Yesterday, during a breakfast at Watches of Switzerland, Ulysse Nardin announced its partnership with highly-respected non-profit, One More Wave and introduced a limited edition Diver Deep Dive that honors the organization.
One More Wave helps wounded or disabled veterans with surf therapy to help them get back in the water by providing customized surfing equipment and assistance. Their mission to help veterans through ocean therapy resonated strongly with Ulysse Nardin, which has long-standing ties to the sea.
“I had an unforgettable first-hand experience watching the veterans in the One More Wave program in action,” said François-Xavier Hotier, President of Ulysse Nardin Americas. Mr. Hotier had been introduced to One More Wave by a friend of his, subsequently meeting Kyle Buckett, Managing Director of One More Wave, while visiting the U.S Navy SEAL Training Camp in Coronado, Calif. “Their dedication, courage, and camaraderie are inspiring and we hope to bring more awareness to this important work.”

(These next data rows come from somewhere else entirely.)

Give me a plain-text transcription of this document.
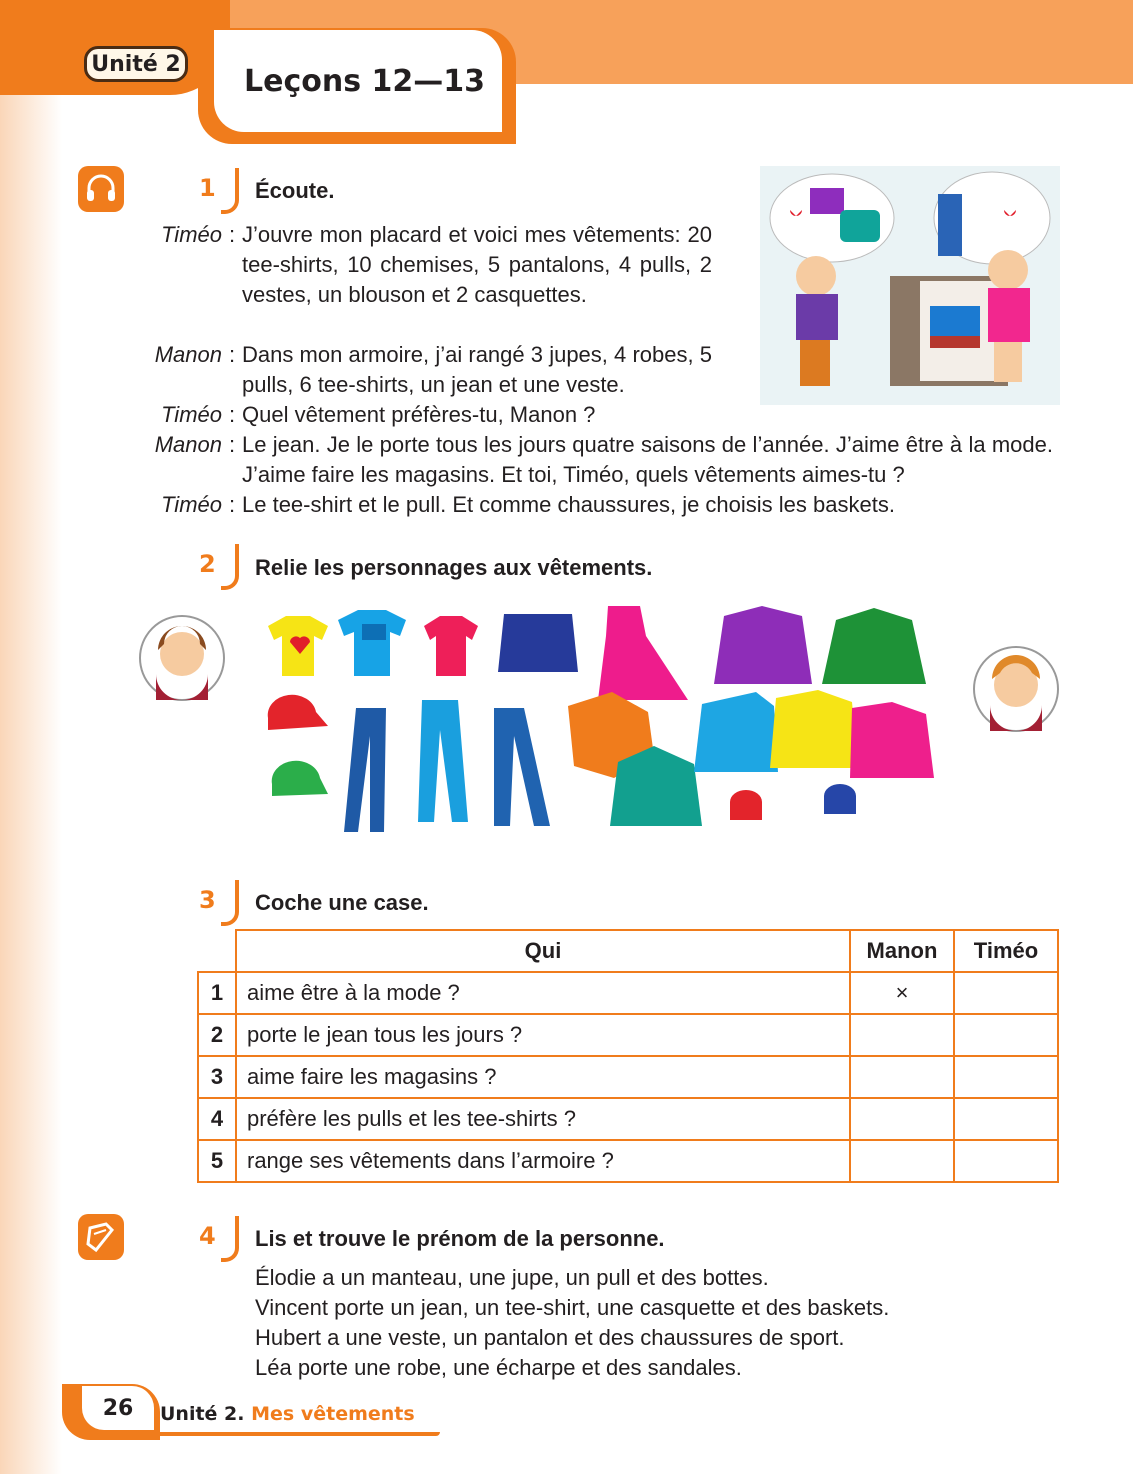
Unité 2 Leçons 12—13
1 Écoute.
Timéo : J’ouvre mon placard et voici mes vêtements: 20 tee-shirts, 10 chemises, 5 pantalons, 4 pulls, 2 vestes, un blouson et 2 casquettes.
Manon : Dans mon armoire, j’ai rangé 3 jupes, 4 robes, 5 pulls, 6 tee-shirts, un jean et une veste.
Timéo : Quel vêtement préfères-tu, Manon ?
Manon : Le jean. Je le porte tous les jours quatre saisons de l’année. J’aime être à la mode. J’aime faire les magasins. Et toi, Timéo, quels vêtements aimes-tu ?
Timéo : Le tee-shirt et le pull. Et comme chaussures, je choisis les baskets.
2 Relie les personnages aux vêtements.
3 Coche une case.
	Qui	Manon	Timéo
1	aime être à la mode ?	×	
2	porte le jean tous les jours ?		
3	aime faire les magasins ?		
4	préfère les pulls et les tee-shirts ?		
5	range ses vêtements dans l’armoire ?		
4 Lis et trouve le prénom de la personne.
Élodie a un manteau, une jupe, un pull et des bottes.
Vincent porte un jean, un tee-shirt, une casquette et des baskets.
Hubert a une veste, un pantalon et des chaussures de sport.
Léa porte une robe, une écharpe et des sandales.
26	Unité 2.
Mes vêtements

Ulysse Nardin’s deep-rooted connection to the U.S. Navy stems from 1905 when Ulysse Nardin won a competition to create the most precise marine chronometer and subsequently became the official supplier to the American Navy, making this a perfect partnership.
In addition to a financial contribution, Ulysse Nardin hopes to bring awareness and raise funds for the organization through the launch of the Diver Deep Dive “One More Wave.” The timepiece features a striking yellow and black design, with a black DLC titanium case and 1000m water resistance. The case-back is engraved with the “One More Wave” logo to signify the partnership. Members of OMW designed the limited edition timepiece as a watch that would stand up to the highly variable pressures experienced while surfing, while also subtly reflecting the founders’ background in amphibious warfare.
“Surfing is actually one of the most effective therapies we’ve ever found for combating depression as well as post-traumatic stress,” says Kyle Buckett. “When veterans are in the ocean environment, they are completely in the moment and can escape from their injuries and traumas. It’s our job to put them out there with the right equipment and tie them in with the growing community of surfing veterans.”